«Il se glisse de l’à-peu-près dans tout ce que fait M. de Lamartine», a remarqué Sainte-Beuve (Ibid., p. 397 et suiv.) «... Ses livres d’histoire ne sont et ne seront jamais que de vastes et spécieux à-peu-près...»
Et cette phrase, extraite de la Préface générale des œuvres complètes de Lamartine, préface, d’ailleurs, très émouvante et fort belle: «Si j’avais à recommencer la vie, sachant ce que je sais, je n’y chercherais pas le bonheur, parce que je sais qu’il n’y est pas, mais j’y chercherais soigneusement l’obscurité et le silence, ces deux divinités domestiques qui gardent le seuil des heureux»; — comment l’interpréter?
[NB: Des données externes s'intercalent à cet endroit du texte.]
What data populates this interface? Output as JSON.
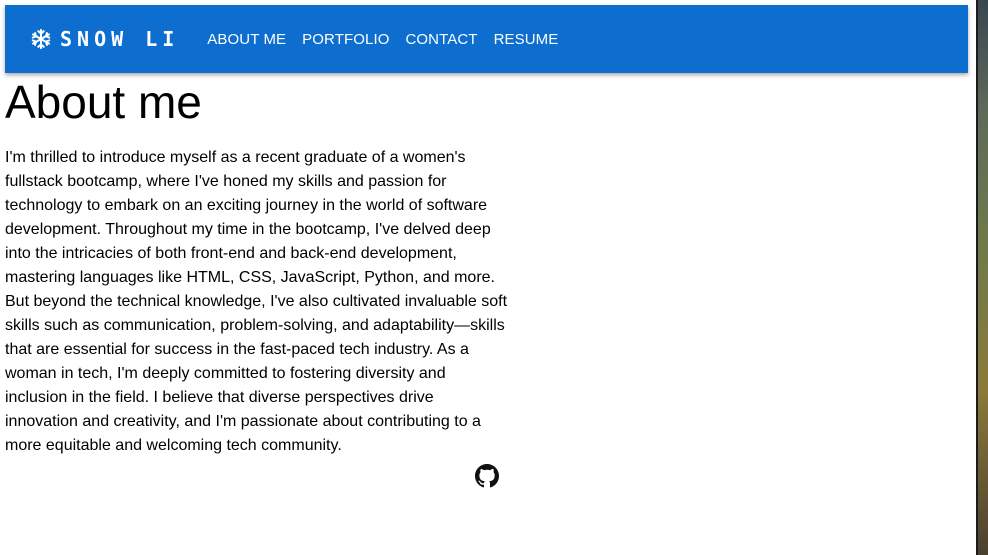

Puisqu’il n’y a pas de bonheur sur terre, comment peut-il y avoir des heureux, des mortels en possession du bonheur?
Le célèbre hémistiche du Lac, qui est dans toutes les mémoires:
O temps, suspends ton vol!
forme le début d’une strophe de l’académicien Thomas (1732-1785):
O temps, suspends ton vol, respecte ma jeunesse...
(Cf. Laharpe, Lycée ou Cours de littérature, t. III, 2e partie, p. 443.)
Qui se douterait que le chaste chantre du Lac et de Jocelyn a été, tout comme Racine (Cf. ci-dessus, [p. 33]), accusé d’indécence, disons le mot, d’obscénité? «Nous croyons rêver aujourd’hui, quand nous apprenons par sa Correspondance (de Lamartine) que la critique de 1823 accusa l’auteur des Nouvelles Méditations d’être à lui tout seul plus «obscène» que Catulle, Horace et l’Arioste ensemble, écrit Ferdinand Brunetière (Histoire et Littérature, t. III, p. 251)... Il faudrait dire alors qu’en 1823 la critique avait peu lu l’Arioste, et encore moins Catulle.» On voit, d’après une telle accusation, combien tout est relatif ici-bas.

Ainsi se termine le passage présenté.